Majestic Financial “grossly and systematically” violated anti-money laundering and counter-terrorist financing requirements, according to the Bank of Lithuania.
The regulator has revoked the Vilnius-based payments company’s licence, saying it had discovered shortcomings in its internal transaction monitoring and a failure to properly separate its business and compliance functions.
On its website, which does not reference the revocation and provides little information apart from a contact page, Majestic Financial brands itself as offering “the solutions for global payments needs”. The payment institution and its chairman did not respond to requests for comment at the time of publication.
“After assessing all the circumstances, the Bank of Lithuania revoked the licence of the Majestic Financial UAB payment institution. This means that it no longer has the right to provide financial services and must return funds to clients within two months,” said the central bank in a statement on its website.
Majestic's internal monitoring procedures had “significant deficiencies”, the Bank of Lithuania said. It had not implemented scenarios to identify cases of terrorist financing, and its measures to monitor customers for suspected money laundering did not work properly and were inadequate.
Further, the institution had failed to conduct internal investigations into potentially suspicious transactions.

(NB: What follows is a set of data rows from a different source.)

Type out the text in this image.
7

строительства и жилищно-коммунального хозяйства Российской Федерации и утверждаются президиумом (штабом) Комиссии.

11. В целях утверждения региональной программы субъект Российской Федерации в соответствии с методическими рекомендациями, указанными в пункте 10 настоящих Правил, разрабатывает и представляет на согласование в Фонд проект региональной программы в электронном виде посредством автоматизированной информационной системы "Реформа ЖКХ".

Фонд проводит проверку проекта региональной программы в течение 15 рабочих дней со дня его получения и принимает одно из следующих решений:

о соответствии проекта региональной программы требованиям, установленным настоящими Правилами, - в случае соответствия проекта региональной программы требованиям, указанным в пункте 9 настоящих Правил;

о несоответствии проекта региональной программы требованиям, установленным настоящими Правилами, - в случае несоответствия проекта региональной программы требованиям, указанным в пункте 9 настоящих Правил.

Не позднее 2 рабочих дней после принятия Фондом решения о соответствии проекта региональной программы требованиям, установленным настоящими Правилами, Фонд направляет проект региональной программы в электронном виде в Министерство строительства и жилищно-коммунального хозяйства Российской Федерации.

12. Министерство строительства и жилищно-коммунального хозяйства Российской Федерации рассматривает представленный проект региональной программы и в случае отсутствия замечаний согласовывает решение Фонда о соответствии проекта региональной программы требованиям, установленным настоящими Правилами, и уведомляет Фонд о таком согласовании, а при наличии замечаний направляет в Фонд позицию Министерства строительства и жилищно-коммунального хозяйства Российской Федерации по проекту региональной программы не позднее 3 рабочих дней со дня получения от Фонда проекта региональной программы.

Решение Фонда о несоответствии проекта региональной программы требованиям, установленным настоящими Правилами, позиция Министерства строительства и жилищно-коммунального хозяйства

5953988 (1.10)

“By not conducting effective monitoring, the institution did not identify suspicious transactions, stop them and report them to the Financial Crimes Investigation Service,” the central bank said.
Separation of functions
Majestic Financial also failed on conflict of interest grounds and did not properly separate business and compliance functions, while also not ensuring the impartiality and independence of the internal audit.
This is because employees who were responsible for the internal audit were directly accountable to the persons acting on behalf of shareholders, who held many positions in the institution, including the evaluation of the internal audit.
Majestic Financial’s client verification procedures meanwhile had serious deficiencies, which prevented it from properly assessing and using information received from clients about the purpose and expected nature of business relationships.
According to the central bank, the institution failed in some cases to properly identify the client or their representatives and did not apply appropriate enhanced client identification measures.
The Bank of Lithuania said that during the audit period, a large part of Majestic’s clients had a high risk of money laundering and terrorist financing.
Meanwhile, irregularities and operational deficiencies were also identified in other areas of the institution's activities, and it had failed to provide correct information about the available funds of payment service users.